Band structure engineering and efficient charge transport in oxygen substituted g-C3N4 for superior photocatalytic hydrogen evolution

Abstract

Graphitic carbon nitride (g-C3N4) is one of the cardinal semiconductor photocatalysts to address the energy crisis issues. Howbeit, it remains a large challenge to explore effective strategies to confront its flaws, such as insufficient response to solar spectrum and less efficient charge separation. Here, we report development of a wide-range-photoresponsive O substituted g-C3N4 with tunable band structure and efficient charge separation by an one-pot co-pyrolysis of melamine and substantial ammonium acetate, and the O substitution concentration can be largely adjusted from 0.68% to 5.59% by controlling the ammonium acetate amount.

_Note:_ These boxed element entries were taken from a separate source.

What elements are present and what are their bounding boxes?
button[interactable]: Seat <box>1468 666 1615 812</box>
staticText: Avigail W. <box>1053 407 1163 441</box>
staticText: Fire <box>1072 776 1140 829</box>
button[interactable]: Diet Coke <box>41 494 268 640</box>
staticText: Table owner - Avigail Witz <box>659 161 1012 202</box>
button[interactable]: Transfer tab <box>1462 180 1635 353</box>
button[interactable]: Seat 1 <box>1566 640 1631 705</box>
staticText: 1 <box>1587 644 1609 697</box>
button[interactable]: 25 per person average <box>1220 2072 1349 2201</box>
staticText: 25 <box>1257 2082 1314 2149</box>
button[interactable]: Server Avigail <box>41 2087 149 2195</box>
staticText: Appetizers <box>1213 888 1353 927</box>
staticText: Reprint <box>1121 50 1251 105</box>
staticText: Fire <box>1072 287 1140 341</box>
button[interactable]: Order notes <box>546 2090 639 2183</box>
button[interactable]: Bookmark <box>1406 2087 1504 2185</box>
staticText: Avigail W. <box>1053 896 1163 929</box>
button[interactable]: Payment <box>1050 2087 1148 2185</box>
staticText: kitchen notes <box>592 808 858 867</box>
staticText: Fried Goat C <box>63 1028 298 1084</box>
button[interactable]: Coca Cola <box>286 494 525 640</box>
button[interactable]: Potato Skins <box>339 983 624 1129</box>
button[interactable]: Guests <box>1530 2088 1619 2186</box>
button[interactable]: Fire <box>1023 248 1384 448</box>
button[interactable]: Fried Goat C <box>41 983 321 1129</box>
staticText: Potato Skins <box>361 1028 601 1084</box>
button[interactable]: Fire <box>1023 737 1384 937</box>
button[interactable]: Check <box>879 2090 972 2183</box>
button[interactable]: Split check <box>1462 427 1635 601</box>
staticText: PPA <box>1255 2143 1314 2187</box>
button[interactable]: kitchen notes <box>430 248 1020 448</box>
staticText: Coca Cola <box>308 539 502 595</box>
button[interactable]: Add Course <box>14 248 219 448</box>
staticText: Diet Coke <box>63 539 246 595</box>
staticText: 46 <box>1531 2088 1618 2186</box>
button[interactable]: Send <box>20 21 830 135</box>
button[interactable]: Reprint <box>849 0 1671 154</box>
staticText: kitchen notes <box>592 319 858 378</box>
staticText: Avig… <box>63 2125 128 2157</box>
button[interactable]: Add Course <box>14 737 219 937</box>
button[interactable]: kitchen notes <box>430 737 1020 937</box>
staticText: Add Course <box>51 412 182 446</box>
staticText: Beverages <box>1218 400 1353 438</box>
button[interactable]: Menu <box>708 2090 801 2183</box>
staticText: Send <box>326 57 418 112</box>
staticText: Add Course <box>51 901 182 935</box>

Experimental and theoretical results uncovered that the O atoms were incorporated into the g-C3N4 lattice by replacing the CNC coordinated N atoms to form COC bonds. This atomic substitution introduces an acceptor level below conduction band of g-C3N4, which not only broadens visible-light response of g-C3N4 to 800 nm with adjustable band gap, but also greatly promotes the carrier density, bulk charge separation and surface charge transfer efficiency. Thus, this advanced O substituted g-C3N4 casts significantly enhanced photocatalytic hydrogen evolution activity, achieving ∼9-fold enhancement compared to bulk g-C3N4 under visible light irradiation with a high apparent quantum efficiency (AQE) of 13.2% at 420 nm, exceeding most of the reported doped g-C3N4. Besides, this synthetic route is also applicable to preparation of O substituted g-C3N4 with other precursors, such as urea and thiourea, highlighting the universality of the current strategy. The study offers a new perspective into exploitation of high-performance catalysts for solar energy conversion with a facile and general decoration strategy.